Kaohsiung Li De Baseball Stadium (高雄市立立德棒球場 (Gāoxióng Shìlì Lìdé Bàngqiúchǎng)) is a baseball stadium in Cianjin District, Kaohsiung, Taiwan. It is mainly used for junior and amateur level baseball games, but also frequently hosts the minor league games of the Lamigo Monkeys, a professional baseball team based in Chengching Lake Baseball Field and also uses Li De Stadium as a secondary stadium.

==History==
The stadium was built during the Japanese Administration Era; however, the exact date of completion and first game was not recorded. It was renamed Li De Baseball Stadium in 1975, in honor of Li De Baseball Team.

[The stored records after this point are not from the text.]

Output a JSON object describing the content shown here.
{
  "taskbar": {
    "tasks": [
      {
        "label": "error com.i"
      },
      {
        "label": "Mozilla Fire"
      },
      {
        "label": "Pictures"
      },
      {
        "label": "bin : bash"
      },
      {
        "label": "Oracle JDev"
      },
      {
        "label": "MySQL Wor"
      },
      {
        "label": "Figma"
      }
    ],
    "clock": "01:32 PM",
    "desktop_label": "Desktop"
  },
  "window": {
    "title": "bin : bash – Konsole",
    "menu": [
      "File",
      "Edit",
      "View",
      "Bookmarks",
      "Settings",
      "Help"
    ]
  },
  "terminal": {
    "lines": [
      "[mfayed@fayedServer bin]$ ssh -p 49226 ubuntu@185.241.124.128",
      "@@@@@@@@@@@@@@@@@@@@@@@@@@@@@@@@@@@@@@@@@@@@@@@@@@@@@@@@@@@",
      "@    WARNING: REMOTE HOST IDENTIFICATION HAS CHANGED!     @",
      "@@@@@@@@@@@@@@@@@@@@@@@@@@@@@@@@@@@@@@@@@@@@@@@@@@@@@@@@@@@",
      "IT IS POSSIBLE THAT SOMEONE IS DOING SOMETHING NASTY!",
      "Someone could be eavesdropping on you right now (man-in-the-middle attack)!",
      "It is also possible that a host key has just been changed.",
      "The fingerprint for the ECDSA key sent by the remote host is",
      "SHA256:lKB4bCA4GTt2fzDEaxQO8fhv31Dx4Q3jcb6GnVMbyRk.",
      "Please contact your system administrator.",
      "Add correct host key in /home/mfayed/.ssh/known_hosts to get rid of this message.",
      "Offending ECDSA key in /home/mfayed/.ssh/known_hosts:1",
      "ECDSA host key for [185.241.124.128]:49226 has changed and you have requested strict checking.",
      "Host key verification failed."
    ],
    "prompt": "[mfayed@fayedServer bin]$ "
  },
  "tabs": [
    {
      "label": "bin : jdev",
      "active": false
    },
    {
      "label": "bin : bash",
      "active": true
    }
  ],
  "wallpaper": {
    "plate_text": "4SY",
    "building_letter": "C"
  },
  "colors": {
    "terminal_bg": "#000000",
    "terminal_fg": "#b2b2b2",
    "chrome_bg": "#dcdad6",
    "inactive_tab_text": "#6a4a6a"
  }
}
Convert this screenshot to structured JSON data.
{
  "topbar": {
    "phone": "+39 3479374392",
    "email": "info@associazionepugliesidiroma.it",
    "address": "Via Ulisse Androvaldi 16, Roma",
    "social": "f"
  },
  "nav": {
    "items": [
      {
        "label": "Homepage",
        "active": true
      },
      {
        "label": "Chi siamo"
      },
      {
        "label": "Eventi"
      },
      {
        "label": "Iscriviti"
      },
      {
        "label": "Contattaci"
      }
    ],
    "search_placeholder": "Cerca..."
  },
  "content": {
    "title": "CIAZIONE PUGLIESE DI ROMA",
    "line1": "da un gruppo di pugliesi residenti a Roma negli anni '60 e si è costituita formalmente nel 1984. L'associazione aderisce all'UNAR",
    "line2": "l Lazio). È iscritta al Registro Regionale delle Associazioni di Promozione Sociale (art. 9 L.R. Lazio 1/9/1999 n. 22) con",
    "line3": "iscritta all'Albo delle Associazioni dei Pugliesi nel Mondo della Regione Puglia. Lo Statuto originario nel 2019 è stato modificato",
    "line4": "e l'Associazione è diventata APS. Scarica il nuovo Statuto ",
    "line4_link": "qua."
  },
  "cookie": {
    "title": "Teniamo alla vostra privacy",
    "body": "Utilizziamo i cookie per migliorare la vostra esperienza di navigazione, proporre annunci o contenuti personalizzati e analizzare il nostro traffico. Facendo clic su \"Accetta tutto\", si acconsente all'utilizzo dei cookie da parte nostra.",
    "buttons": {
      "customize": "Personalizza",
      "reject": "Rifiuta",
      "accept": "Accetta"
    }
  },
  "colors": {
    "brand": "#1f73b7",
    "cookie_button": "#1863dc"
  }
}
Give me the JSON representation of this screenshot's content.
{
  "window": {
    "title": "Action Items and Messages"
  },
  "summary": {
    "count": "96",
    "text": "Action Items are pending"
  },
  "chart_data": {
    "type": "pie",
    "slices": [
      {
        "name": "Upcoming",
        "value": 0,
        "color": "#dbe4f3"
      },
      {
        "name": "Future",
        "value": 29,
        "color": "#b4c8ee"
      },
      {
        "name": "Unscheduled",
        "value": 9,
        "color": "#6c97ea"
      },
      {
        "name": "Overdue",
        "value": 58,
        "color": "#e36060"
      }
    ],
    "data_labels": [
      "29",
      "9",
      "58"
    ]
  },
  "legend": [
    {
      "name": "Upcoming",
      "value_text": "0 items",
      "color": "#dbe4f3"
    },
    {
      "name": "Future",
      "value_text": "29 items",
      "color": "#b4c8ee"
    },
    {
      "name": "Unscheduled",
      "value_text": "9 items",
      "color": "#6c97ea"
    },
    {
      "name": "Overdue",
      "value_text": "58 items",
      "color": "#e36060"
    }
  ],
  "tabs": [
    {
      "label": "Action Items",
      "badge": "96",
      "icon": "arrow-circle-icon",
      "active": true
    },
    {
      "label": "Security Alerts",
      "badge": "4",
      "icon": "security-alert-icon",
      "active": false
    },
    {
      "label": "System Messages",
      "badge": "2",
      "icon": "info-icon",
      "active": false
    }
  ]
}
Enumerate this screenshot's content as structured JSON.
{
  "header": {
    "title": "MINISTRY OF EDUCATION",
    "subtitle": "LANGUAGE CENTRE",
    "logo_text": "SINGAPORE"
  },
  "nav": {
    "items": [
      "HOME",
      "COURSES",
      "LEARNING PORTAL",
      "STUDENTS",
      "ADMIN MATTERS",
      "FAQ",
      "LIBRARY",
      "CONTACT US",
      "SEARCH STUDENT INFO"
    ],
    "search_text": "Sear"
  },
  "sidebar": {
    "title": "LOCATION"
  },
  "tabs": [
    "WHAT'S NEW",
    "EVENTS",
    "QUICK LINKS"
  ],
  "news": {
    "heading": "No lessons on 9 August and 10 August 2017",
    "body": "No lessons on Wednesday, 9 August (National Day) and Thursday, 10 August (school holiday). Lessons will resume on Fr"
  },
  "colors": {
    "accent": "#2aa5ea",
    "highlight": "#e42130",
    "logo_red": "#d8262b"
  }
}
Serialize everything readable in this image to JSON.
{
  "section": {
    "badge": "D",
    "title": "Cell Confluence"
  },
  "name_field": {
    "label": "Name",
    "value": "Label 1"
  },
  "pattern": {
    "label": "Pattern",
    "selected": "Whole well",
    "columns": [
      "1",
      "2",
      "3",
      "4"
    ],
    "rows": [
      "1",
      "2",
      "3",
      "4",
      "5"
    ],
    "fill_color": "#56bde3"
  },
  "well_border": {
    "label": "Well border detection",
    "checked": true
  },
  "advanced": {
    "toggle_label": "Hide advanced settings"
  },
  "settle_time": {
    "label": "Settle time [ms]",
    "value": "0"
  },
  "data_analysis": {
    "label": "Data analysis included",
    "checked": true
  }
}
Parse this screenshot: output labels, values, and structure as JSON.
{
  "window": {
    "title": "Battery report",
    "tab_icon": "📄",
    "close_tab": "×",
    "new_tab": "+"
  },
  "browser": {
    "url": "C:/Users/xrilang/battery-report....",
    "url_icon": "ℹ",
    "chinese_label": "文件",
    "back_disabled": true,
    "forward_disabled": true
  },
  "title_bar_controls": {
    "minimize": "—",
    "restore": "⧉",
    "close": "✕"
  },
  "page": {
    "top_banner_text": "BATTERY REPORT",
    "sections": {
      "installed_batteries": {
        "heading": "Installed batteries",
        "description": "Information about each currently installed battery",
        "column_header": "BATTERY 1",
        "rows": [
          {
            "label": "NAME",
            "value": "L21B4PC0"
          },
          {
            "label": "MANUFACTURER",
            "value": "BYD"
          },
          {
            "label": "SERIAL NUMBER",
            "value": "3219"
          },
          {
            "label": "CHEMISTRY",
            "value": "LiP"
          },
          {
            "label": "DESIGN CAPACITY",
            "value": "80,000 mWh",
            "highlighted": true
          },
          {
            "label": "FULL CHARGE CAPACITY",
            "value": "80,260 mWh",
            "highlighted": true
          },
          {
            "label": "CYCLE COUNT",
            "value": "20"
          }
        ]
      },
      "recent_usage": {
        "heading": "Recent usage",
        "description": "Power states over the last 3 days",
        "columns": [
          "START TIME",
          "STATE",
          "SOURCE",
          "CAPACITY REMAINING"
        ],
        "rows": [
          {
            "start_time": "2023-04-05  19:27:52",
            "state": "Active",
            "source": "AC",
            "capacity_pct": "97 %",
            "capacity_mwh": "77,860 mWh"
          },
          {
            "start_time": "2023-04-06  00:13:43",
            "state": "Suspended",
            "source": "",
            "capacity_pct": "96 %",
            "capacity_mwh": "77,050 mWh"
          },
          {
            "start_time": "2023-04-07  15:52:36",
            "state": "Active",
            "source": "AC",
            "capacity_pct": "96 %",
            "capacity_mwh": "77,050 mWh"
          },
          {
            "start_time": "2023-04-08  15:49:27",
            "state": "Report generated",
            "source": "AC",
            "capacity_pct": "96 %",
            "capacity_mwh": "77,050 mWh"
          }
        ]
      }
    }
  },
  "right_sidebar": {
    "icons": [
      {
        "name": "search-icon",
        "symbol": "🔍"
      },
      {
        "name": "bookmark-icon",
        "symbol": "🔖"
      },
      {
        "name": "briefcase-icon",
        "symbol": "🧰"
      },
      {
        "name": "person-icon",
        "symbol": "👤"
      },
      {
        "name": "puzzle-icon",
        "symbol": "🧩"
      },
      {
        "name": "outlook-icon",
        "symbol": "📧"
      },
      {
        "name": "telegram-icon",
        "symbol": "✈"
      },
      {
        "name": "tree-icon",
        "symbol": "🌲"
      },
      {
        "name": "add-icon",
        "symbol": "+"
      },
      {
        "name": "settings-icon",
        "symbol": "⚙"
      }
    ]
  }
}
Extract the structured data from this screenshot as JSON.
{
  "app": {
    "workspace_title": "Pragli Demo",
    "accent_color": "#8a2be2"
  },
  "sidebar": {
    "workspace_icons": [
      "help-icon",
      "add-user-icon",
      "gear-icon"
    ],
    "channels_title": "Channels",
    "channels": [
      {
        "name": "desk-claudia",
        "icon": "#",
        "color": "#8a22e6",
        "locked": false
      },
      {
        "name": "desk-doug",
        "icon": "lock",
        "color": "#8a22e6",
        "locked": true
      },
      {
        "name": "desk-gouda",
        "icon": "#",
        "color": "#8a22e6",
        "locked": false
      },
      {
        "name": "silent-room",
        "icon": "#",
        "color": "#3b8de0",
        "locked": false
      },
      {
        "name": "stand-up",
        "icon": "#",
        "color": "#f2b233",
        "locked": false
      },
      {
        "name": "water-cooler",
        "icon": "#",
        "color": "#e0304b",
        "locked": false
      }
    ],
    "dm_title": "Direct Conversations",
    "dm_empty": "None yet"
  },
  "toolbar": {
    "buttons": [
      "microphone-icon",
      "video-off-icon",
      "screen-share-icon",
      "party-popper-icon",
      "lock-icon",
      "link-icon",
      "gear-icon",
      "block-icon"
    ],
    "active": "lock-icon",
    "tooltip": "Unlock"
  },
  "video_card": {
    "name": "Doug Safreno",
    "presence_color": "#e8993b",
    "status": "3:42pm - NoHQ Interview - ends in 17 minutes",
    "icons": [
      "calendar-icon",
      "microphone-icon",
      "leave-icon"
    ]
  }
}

Due to its location, which is in the center of Kaohsiung city, the stadium saw frequent use during the early days of Chinese Professional Baseball League. However, after the completion of the Chengching Lake Baseball Field, located in Kaohsiung county, the stadium experienced a decline in professional uses, until Lamigo Monkeys moved in and turned Li De Stadium into their home stadium of minor league team.

==Refurbishment==
In 2009, the City of Kaohsiung converted Li De Stadium to a softball field for the Kaohsiung World Games softball tournament. There are plans to return it to a baseball field after the tournament.